Jauh di sudut ruangan terdapat meja besar untuk kepala sekolah dan terlihat kedua orang tua Elang tengah duduk di sana.


Diam-diam Vony berjalan mendekati dengan tujuan untuk menguping pembicaraan mereka. Ia melakukan hal itu sambik berpura-pura mencari sesuatu.


"Elang sedang di rawat di Rumah Sakit XY karena mengalami sebuah kecelakaan, dan sepertinya tidak akan bisa mengikuti pelajaran dalam waktu yang cukup lama," terdengar papi Elang sedang menerangkan kondisi anaknya.


Vony menarik nafas lega saat tahu Elang berhasil diselamatkan oleh warga.


"Bagaimana keadaannya ? Apa Elang mengalami luka parah ?" tanya bapak kepala sekolah.


"Elang mengalami gegar otak ringan, dan sepertinya akan membutuhkan waktu istirahat yang cukup lama. Selain itu kedatangan saya juga untuk menanyakan prosedur pindah sekolah,"


'braakk'


Vony menjatuhkan sebuah globe saat ia mendengar apa yang papi Elang utarakan.

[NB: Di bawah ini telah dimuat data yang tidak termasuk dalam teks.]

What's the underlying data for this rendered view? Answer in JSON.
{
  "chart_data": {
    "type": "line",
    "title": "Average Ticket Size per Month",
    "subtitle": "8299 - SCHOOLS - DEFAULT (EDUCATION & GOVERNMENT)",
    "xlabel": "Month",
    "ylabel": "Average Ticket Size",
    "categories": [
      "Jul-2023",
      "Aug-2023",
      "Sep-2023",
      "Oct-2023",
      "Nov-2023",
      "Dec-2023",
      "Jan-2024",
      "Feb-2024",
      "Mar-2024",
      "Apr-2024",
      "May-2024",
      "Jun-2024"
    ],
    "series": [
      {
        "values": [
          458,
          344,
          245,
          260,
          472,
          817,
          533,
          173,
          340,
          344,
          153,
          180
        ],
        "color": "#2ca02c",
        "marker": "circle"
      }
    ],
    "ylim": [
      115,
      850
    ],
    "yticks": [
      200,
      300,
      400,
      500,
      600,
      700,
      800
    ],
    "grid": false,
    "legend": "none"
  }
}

Perhatian bapak kepala sekolah menjadi teralihkan pada Vony. "Ngapain kamu di situ ?" tanyanya dan itu membuat Mami Papi Elang tolehkan kepala mereka dan melihat kw arah Vony.


"I-ini pak, saya di suruh mengambil ini untuk keperluan praktek di kelas," jawab Vony sambil menunjukkan sebuah globe yang tadi ia jatuhkan.

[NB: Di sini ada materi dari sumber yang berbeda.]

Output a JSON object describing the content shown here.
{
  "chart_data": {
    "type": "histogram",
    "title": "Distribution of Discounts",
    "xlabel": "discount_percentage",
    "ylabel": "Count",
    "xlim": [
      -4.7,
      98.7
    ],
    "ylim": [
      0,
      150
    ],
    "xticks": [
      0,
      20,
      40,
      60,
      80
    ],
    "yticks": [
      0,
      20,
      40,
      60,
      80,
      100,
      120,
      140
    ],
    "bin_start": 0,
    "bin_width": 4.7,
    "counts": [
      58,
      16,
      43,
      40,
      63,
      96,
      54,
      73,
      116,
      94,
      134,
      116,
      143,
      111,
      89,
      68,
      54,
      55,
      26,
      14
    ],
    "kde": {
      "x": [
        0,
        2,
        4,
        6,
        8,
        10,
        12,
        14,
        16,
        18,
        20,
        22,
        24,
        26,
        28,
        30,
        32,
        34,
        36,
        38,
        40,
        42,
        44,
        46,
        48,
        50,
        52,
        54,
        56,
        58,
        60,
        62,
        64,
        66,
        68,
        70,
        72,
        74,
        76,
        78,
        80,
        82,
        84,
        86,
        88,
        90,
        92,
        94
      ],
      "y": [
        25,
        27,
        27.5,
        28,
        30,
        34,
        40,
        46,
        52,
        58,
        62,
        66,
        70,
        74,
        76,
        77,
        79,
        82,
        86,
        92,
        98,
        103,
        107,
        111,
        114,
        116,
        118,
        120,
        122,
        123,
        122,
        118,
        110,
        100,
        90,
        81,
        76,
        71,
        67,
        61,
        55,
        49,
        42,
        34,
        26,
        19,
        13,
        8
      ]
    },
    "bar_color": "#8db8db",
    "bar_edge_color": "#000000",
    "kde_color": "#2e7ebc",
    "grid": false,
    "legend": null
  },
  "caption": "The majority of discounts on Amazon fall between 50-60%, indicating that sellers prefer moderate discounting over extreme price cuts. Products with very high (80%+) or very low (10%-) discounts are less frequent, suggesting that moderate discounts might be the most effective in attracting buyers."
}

"oh cepat ambil dan keluarlah !"


Vony pun pergi sembari berdecak kesal karena tak berhasil menguping seluruh pembicaraan. Tapi ia berhasil mendapatkan informasi jika kedua orang tua Elang berniat untuk memindahkan anaknya itu.


Vony harus mencari akal agar Elang tidak dipindahka. Kalau Elang pindah sekolah bagaimana ia bisa melihatnya nanti. Orangtua Vony memiliki pengaruh di sekolah ini. Ia akan meminta bantuan orangtuanya agar Elang tak pindah sekolah.